Avec les fils de mon fils aussi, Simon et Thomas, même quête de neige tombée. Comme ils habitaient au centre-ville, difficile de dénicher un himalayen tas de neiges. Alors, dans leur cour de la rue Garnier, vite, construction de deux forts, en face à face. Organisation des cachettes, accumulation de munitions de boules de neige et… Feu ! Avec cris et défis, attaques pour parvenir à enlever le drapeau ennemi. Le vieux papi voudra s’associer volontiers au clan des plus jeunes, des plus faibles. Batailles très sérieuses, ça rampe, pauses, stratégie et tactiques… me voilà tout emporté, gamin par magie du jeu, oubliant mon vieil âge, je lance un épais pavé de neige à la face d’un garnement du fort ennemi ! L’enfant en tombe et… il pleure ! Vite redevenir —vieillard honteux— l’arbitre, le moniteur neutre, qui s’excuse. À genoux !Je retire la neige du petit visage d’un copain de Simon, Michael. L’effet d’un débordement candide quand le jeu exige trop de réalisme, vieux bêta va !
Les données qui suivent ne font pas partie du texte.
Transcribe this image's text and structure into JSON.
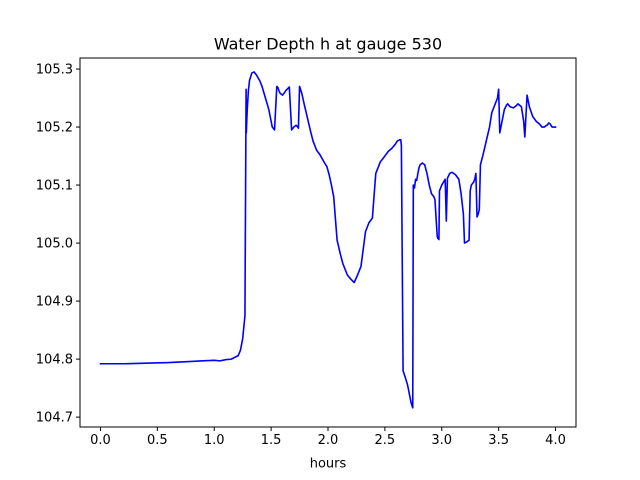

Quoi, quoi ?, j’étais en 1940, pas en 1995 ! J’étais soudain dans ma ruelle derrière le cinéma Château, je n’avais pas 65 ans, pas du tout, suant, le nez gelé, la morve dans la moustache, j’avais dix ans ! N’est-ce pas merveilleux ?, j’étais de nouveau Tit-Claude. Face à Tit-Gilles et Tit-Jacques. J’étais un artilleur intrépide, un tirailleur intrépide ! Réveil brutal rue Garnier.
Un commandement : « tu ne joueras plus » ! Mais sur quelle « Table de la Loi » nouvelle est inscrit cet ordre et quel Moïse invisible ordonne aux vieilles personnes : « Défense de jouer » ? « Les enfants qui jouent » —salut poète St-Denys-Garneau !— ne subissent aucune rectitude. Me voyant participer à leurs jeux, l’un d’eux me pousse rudement, me lance : « Otes-toi donc de mon passage ! Tu sais même pas viser ! Regarde-moi bien faire ! » Je riais intérieurement de ces insolences, l’égalité soudaine malgré les ans et foin du respect habituel, pas de politesse. J’acceptais volontiers la règle du jeu, oui, « au plus vaillant le drapeau convoité » ! Feu ! Feu !
Précoce noirceur d’hiver et je rentre, fourbu, éreinté mais si vivifié. La compagne de vie, pas encore retraitée, elle, qui revient du boulot, me questionne : « D’où viens-tu, qu’as-tu fait de bon cet après-midi ? » et m’entendre : « Oh bof, j’ai un peu fait jouer dehors les petits-fils… » Incapable de dite la vérité : « J’ai joué autant qu’eux, j’ai fait pleurer un copain de Simon et Thomas venu de la rue Marianne… ». Mon silence coupable sur le vieil homme se prenant pour un guerrier de dix ans.
La souffleuse municipale, monstre aveugle, un mauvais jour —c’était en « page trois » des quotidiens de 1945— avalait tout rond un jeune architecte en labyrinthes. L’horreur ! Mais c’était loin, dans un autre quartier, tout de même, rue Saint-Denis, nous avions cessé de jouer dans les congères durant au moins une bonne semaine !
Et oui belle époque. Drole pourtant moi qui ne me considère pas vieux (58 ans) je me souviens de l’époque ou nous avions un glacière à la maison, ou l’on nettoyait les trottoirs avec un cheval attelé a une grate. D’inombrabe batailles de boule de neiges; Habitant sur un boulevard nous avions construit notre château-fort en plein milieux. Deux camps les anglais(1) Écossais (10) et 2 canadiens français. Contre sept françaises dont les parents refusais de s’intégré.
De la première parade de noël télévisé (en 52 si ma mémoire est bonne). Visionnement gracieuseté d’un bon vieux Irlandais qui avait invité tout les enfants chez lui pour voir cette parade à la télévision. D’ailleurs il devait être la seul famille avoir une télévision en cette petite ville de Farnham.
L’époque ou mon père fesait un salaire astronomique de 44$/semaine. Des vendredis soir ou j’étais réquisitionné avec ma voiturette pour ramener l’épicerie à la maison.